Joint Venture

The crude oil export facility of the Al Ahmadi Oil Pier Project in Kuwait completed by Hyundai E&C in July 2004.
The crude oil export facility of the Al Ahmadi Oil Pier Project in Kuwait completed by Hyundai E&C in July 2004.

 

A joint venture consisting of Hyundai Engineering & Construction, SK Engineering & Construction, and Italy’s Saipem won the fifth package of the Al Zour New Refinery Project (NRP), worth US$1.5 billion (1.75 trillion won), commissioned by the Kuwait National Petroleum Company (KNPC).

The project, divided into five packages in total, is to build the biggest refinery in the Middle East, which will boost its oil refining output capacity to 615,000 barrels per day.
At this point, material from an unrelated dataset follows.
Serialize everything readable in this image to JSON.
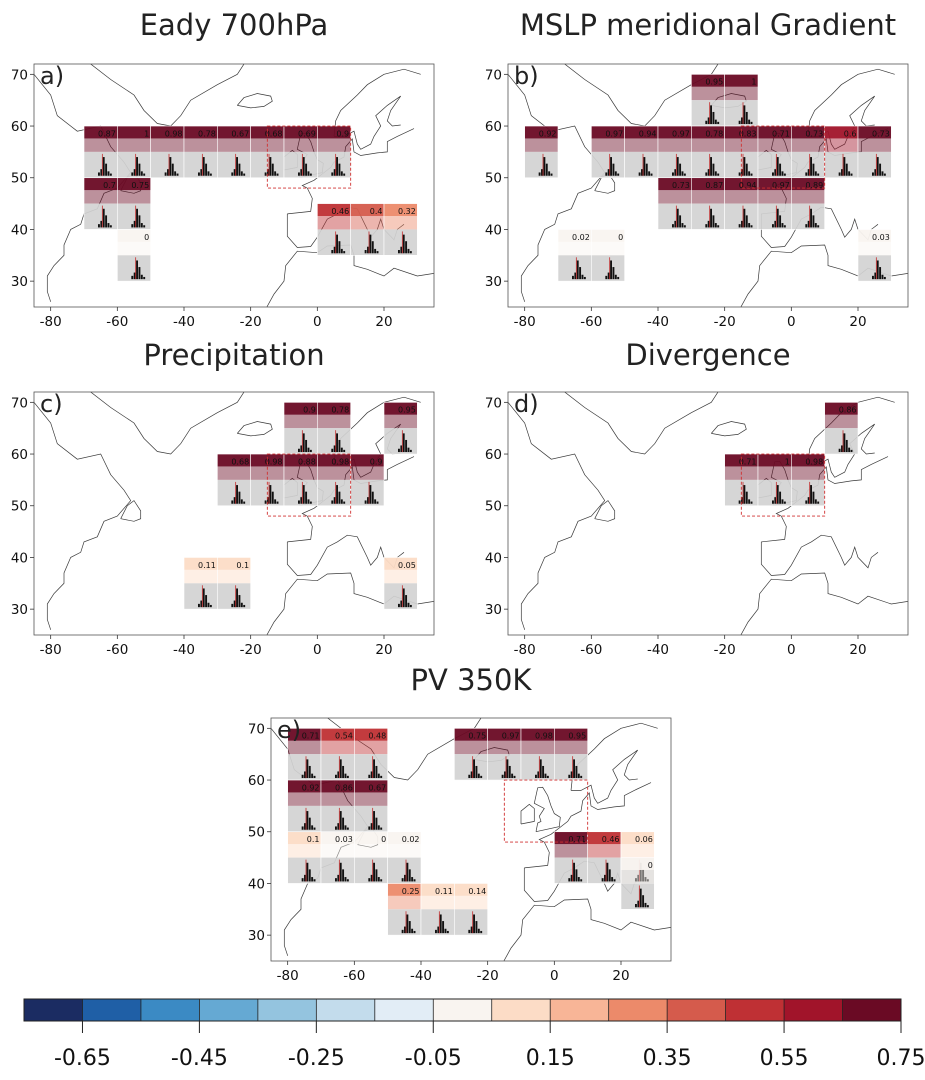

This package is to construct an oil export terminal, a submarine pipeline, and a wharf for small vessels and other marine facilities for the refinery in the region of Al Zour, 90 km south of Kuwait City. The construction will take 45 months and be completed in 2019.

Hyundai E&C, which leads the consortium, will carry out maritime work worth US$600 million (700.1 billion won), which accounts for 40 percent of the total amount of the contract. Also, SK E&C will be in charge of the US$450 million (525 billion won) undersea construction, which accounts for 30 percent, while Italian builder Saipem will build the plant facilities.

Since advancing the Kuwaiti market with the first and second phases of Shuaiba Harbor Expansion Project in 1977, Hyundai E&C has carried out 58 successful projects worth US$5.4 billion (6.29 trillion won) to build roads, refinery plants, power & distillation plants, and power transmission and transformation plants for 38 years, including the Kuwait Boubyan Sea Port Project Phase one completed in 2012. Currently the company is carrying out a total of three projects including the Sheikh Jaber Causeway Project worth US$2.1 billion (2.45 trillion won).

Since the first business in 1994, SK E&C has taken on the Mina Al Ahmadi (MAA) refinery plant fire recovery project in 2001 and three oil gathering center facilities worth US$2 billion (2.33 trillion won) from 2003 to 2007. As the company has successively won the Al-Zour New Refinery Project Package Five this year after the Clean Fuels Project (CFP) worth US$1.6 billion (1.86 trillion won) last year, its cumulative amount of orders in Kuwait has exceeded US$7 billion (8.16 trillion won).

An official from the joint venture said, “By winning the order this time, we have strengthened our status as the leading builder of Kuwaiti national infrastructure. It will help us take the advantageous position to obtain not only follow-up orders in Kuwait in the future but also similar orders in other countries in the Middle Eastern region.”